Tiger Giving Day’s influx of donations for Museum in Motion solidified the community’s desire to launch this initiative.

“[Museum in Motion] has great potential for both arts education and social impact, ”said Hendrix. “People immediately understood how this project could serve the Auburn community, the state and the region.

By initiating this project, the JCSM wishes to focus on the arts and their role in everyday life.

“The arts, in all their forms, ultimately tell a particular story or point of view,” said Hendrix. “Research consistently shows the benefits. The more we are exposed to different views and experiences, the more we can empathize with one another. “

Whether viewing art as a passive observer or actively participating in its expression, Hendrix said she believes individuals can benefit tremendously from the arts.

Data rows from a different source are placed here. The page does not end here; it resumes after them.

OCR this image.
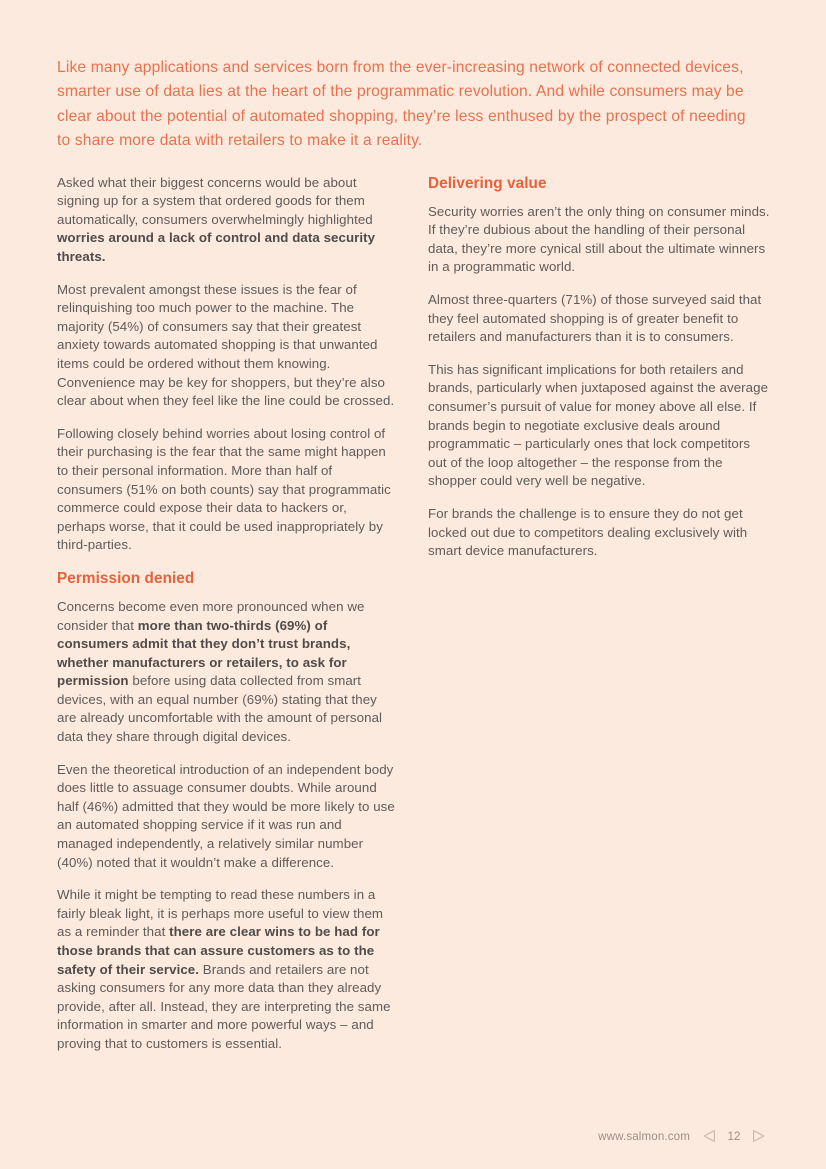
Like many applications and services born from the ever-increasing network of connected devices, smarter use of data lies at the heart of the programmatic revolution. And while consumers may be clear about the potential of automated shopping, they’re less enthused by the prospect of needing to share more data with retailers to make it a reality.

Asked what their biggest concerns would be about signing up for a system that ordered goods for them automatically, consumers overwhelmingly highlighted worries around a lack of control and data security threats.

Most prevalent amongst these issues is the fear of relinquishing too much power to the machine. The majority (54%) of consumers say that their greatest anxiety towards automated shopping is that unwanted items could be ordered without them knowing. Convenience may be key for shoppers, but they’re also clear about when they feel like the line could be crossed.

Following closely behind worries about losing control of their purchasing is the fear that the same might happen to their personal information. More than half of consumers (51% on both counts) say that programmatic commerce could expose their data to hackers or, perhaps worse, that it could be used inappropriately by third-parties.

Permission denied

Concerns become even more pronounced when we consider that more than two-thirds (69%) of consumers admit that they don’t trust brands, whether manufacturers or retailers, to ask for permission before using data collected from smart devices, with an equal number (69%) stating that they are already uncomfortable with the amount of personal data they share through digital devices.

Even the theoretical introduction of an independent body does little to assuage consumer doubts. While around half (46%) admitted that they would be more likely to use an automated shopping service if it was run and managed independently, a relatively similar number (40%) noted that it wouldn’t make a difference.

While it might be tempting to read these numbers in a fairly bleak light, it is perhaps more useful to view them as a reminder that there are clear wins to be had for those brands that can assure customers as to the safety of their service. Brands and retailers are not asking consumers for any more data than they already provide, after all. Instead, they are interpreting the same information in smarter and more powerful ways – and proving that to customers is essential.

Delivering value

Security worries aren’t the only thing on consumer minds. If they’re dubious about the handling of their personal data, they’re more cynical still about the ultimate winners in a programmatic world.

Almost three-quarters (71%) of those surveyed said that they feel automated shopping is of greater benefit to retailers and manufacturers than it is to consumers.

This has significant implications for both retailers and brands, particularly when juxtaposed against the average consumer’s pursuit of value for money above all else. If brands begin to negotiate exclusive deals around programmatic – particularly ones that lock competitors out of the loop altogether – the response from the shopper could very well be negative.

For brands the challenge is to ensure they do not get locked out due to competitors dealing exclusively with smart device manufacturers.

www.salmon.com	12
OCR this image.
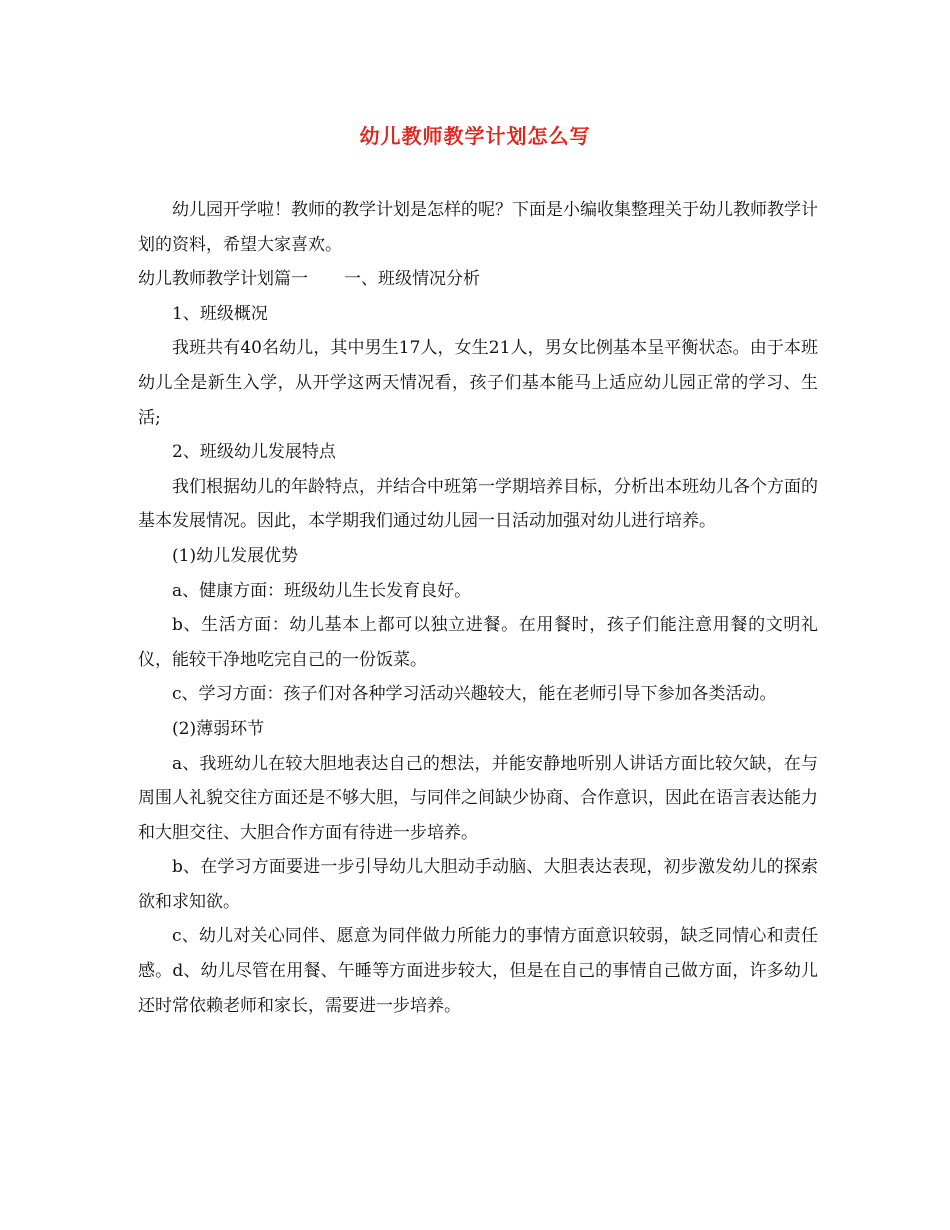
幼儿教师教学计划怎么写

幼儿园开学啦！教师的教学计划是怎样的呢？下面是小编收集整理关于幼儿教师教学计划的资料，希望大家喜欢。

幼儿教师教学计划篇一 一、班级情况分析

1、班级概况

我班共有40名幼儿，其中男生17人，女生21人，男女比例基本呈平衡状态。由于本班幼儿全是新生入学，从开学这两天情况看，孩子们基本能马上适应幼儿园正常的学习、生活;

2、班级幼儿发展特点

我们根据幼儿的年龄特点，并结合中班第一学期培养目标，分析出本班幼儿各个方面的基本发展情况。因此，本学期我们通过幼儿园一日活动加强对幼儿进行培养。

(1)幼儿发展优势

a、健康方面：班级幼儿生长发育良好。

b、生活方面：幼儿基本上都可以独立进餐。在用餐时，孩子们能注意用餐的文明礼仪，能较干净地吃完自己的一份饭菜。

c、学习方面：孩子们对各种学习活动兴趣较大，能在老师引导下参加各类活动。

(2)薄弱环节

a、我班幼儿在较大胆地表达自己的想法，并能安静地听别人讲话方面比较欠缺，在与周围人礼貌交往方面还是不够大胆，与同伴之间缺少协商、合作意识，因此在语言表达能力和大胆交往、大胆合作方面有待进一步培养。

b、在学习方面要进一步引导幼儿大胆动手动脑、大胆表达表现，初步激发幼儿的探索欲和求知欲。

c、幼儿对关心同伴、愿意为同伴做力所能力的事情方面意识较弱，缺乏同情心和责任感。d、幼儿尽管在用餐、午睡等方面进步较大，但是在自己的事情自己做方面，许多幼儿还时常依赖老师和家长，需要进一步培养。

“Art involves creativity, expression and problem solving. Even if you are not actively engaged in artistic creation, you can still develop these skills, ”she said.

The museum’s current van is 17 years old and can only be used to deliver artwork within a 25-mile radius of Auburn.

Even the current pandemic is not standing in the way of this project, Hendrix said. JCSM staff could use the mobile museum to carry out a wide range of COVID-friendly activities.

“A vehicle like this would allow staff to transport artwork for large loans and to display artwork and activities outdoors,” said Hendrix. “These opportunities can potentially mitigate the spread, but ultimately we hope to remove all barriers to site visits. “

On top of that, the Museum in Motion intends to travel to Campus Green for events and showcases where students and staff can visit between classes. Students will also be able to help build the vehicle and its many displays.

“We really want to involve the students in the design aspects of the vehicle, both with the engineering of the interior systems and the development of the exterior graphics,” said Hendrix. “One of the next steps will be to coordinate with faculty and university administrators to make this opportunity available. “

In the future, the Museum in Motion plans to organize several public events to further develop the project and possibly play a central role in the intellectual life of the University.